All Saints' Day in France

All Saints' Day, known as La Toussaint in France, is a significant Christian holiday celebrated to honor all saints, known and unknown. The occasion, marked annually on November 1st, is a public holiday in France and holds deep cultural and religious significance for many people across the country.


The celebration of All Saints' Day in France can be traced back to the 9th century when Pope Gregory IV officially designated November 1st as the day to honor all saints. This was an effort to incorporate and transform the existing pagan traditions surrounding the end of the harvest season and the day of the dead into a Christian observance. Over the centuries, La Toussaint has evolved into a deeply rooted French tradition that includes honoring the deceased and celebrating the lives of loved ones who have passed away.
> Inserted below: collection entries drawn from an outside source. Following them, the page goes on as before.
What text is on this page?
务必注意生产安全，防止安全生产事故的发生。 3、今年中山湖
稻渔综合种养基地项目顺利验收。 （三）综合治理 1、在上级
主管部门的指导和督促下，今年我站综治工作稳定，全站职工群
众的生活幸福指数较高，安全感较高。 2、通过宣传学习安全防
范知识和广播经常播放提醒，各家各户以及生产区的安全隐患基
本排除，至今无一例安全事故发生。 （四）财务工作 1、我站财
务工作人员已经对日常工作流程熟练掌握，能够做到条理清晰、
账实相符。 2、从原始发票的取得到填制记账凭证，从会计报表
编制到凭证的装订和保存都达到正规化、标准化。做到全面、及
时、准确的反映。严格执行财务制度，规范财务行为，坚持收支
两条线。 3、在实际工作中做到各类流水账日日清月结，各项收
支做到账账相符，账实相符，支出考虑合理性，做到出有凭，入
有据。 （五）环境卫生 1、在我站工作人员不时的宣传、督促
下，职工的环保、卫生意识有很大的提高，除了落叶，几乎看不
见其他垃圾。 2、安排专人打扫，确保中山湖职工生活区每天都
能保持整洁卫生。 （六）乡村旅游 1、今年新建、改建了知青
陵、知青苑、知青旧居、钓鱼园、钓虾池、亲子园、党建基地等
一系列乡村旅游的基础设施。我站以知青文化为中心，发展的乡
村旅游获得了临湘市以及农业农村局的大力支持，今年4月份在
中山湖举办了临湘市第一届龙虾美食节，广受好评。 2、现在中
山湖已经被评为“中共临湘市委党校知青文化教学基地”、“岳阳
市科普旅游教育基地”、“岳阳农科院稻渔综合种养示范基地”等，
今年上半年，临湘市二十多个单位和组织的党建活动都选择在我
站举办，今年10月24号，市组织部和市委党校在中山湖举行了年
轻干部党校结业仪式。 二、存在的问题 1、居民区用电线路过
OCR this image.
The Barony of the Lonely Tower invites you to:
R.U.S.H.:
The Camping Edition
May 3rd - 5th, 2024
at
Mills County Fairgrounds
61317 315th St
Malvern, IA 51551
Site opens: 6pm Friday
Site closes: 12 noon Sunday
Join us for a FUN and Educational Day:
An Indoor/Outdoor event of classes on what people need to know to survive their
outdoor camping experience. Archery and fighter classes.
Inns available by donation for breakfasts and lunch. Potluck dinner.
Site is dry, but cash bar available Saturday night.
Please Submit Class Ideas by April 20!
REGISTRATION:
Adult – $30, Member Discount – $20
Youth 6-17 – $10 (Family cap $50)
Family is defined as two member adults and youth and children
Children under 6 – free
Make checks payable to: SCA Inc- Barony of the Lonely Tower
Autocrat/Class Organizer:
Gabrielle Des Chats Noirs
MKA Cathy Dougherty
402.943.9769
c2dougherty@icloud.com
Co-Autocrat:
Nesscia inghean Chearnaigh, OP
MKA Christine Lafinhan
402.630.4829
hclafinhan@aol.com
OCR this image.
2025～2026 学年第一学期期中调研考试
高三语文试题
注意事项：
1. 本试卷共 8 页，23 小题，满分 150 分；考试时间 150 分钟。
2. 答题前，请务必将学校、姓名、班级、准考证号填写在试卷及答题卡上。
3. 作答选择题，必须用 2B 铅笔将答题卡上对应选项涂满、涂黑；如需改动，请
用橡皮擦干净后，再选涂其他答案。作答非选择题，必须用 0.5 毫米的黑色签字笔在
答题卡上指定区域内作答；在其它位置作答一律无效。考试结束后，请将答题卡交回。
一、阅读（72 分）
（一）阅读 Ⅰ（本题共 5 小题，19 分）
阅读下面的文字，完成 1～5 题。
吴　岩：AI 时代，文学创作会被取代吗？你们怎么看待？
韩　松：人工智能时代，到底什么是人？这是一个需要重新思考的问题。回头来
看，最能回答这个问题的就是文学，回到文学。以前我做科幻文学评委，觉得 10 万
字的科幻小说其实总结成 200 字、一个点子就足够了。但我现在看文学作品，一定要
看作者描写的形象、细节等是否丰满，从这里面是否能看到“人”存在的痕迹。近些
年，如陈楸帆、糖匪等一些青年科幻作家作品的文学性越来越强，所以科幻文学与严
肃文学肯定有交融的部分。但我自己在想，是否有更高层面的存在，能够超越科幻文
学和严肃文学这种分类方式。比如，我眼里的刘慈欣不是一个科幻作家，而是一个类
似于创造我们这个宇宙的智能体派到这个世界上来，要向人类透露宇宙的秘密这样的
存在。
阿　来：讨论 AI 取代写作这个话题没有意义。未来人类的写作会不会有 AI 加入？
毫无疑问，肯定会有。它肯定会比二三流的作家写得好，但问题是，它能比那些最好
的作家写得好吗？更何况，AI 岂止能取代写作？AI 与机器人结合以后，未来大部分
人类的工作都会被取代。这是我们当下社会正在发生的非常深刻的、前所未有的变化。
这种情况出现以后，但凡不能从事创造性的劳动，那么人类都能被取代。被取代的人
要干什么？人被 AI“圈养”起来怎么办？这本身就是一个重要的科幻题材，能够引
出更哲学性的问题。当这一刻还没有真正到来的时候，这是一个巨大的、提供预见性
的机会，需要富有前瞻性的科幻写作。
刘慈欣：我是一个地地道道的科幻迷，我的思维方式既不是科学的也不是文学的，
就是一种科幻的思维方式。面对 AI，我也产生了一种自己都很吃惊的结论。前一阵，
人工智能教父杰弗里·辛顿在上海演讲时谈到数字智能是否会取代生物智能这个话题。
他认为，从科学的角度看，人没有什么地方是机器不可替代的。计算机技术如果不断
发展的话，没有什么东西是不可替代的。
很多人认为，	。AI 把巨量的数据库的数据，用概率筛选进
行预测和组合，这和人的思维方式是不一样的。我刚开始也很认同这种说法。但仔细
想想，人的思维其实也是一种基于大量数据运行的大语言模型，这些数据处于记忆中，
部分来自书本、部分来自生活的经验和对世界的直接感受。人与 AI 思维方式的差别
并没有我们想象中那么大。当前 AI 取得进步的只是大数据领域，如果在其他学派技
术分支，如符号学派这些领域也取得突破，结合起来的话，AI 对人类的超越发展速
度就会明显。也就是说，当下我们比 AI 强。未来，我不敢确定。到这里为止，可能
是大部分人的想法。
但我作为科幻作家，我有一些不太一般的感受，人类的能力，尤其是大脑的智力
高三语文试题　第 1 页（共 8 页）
National customs for All Saints' Day in France

Across France, All Saints' Day is typically observed by attending a special church service to honor the saints and pray for the souls of the departed. Many people also visit cemeteries to clean and decorate the graves of their loved ones with flowers, usually chrysanthemums, which symbolize death and are associated with La Toussaint. The chrysanthemum, also known as "la fleur des morts," has become a symbol of the holiday, and flower markets across the country are filled with these flowers in late October.

In addition to chrysanthemums, it is common for French people to light candles on the graves of their deceased relatives, symbolizing the eternal light of the soul. This gesture is not only an expression of love and respect for the departed but also a reminder of the enduring connection between the living and the dead.

Local customs for All Saints' Day in France

While the national customs of attending church services and decorating graves are observed throughout France, there are also some regional variations in the way La Toussaint is celebrated. For instance, in the region of Brittany, it is common for families to gather for a festive meal on All Saints' Day, which often includes traditional Breton dishes such as "kig ha farz," a hearty stew of meat and vegetables.

In the Alsace region, people often bake "bredele," small cookies made with almonds, and share them with friends and family during the La Toussaint holiday. Furthermore, some regions in France may hold local processions or ceremonies to mark the occasion.


All Saints' Day, or La Toussaint, is an important annual event in France that serves as an opportunity for people to honor the saints and remember their deceased loved ones. Although the customs may vary slightly from region to region, the core traditions of attending church services, decorating graves with chrysanthemums, and lighting candles remain constant throughout the country. As a public holiday steeped in history and tradition, La Toussaint continues to hold a significant place in the hearts of the French people.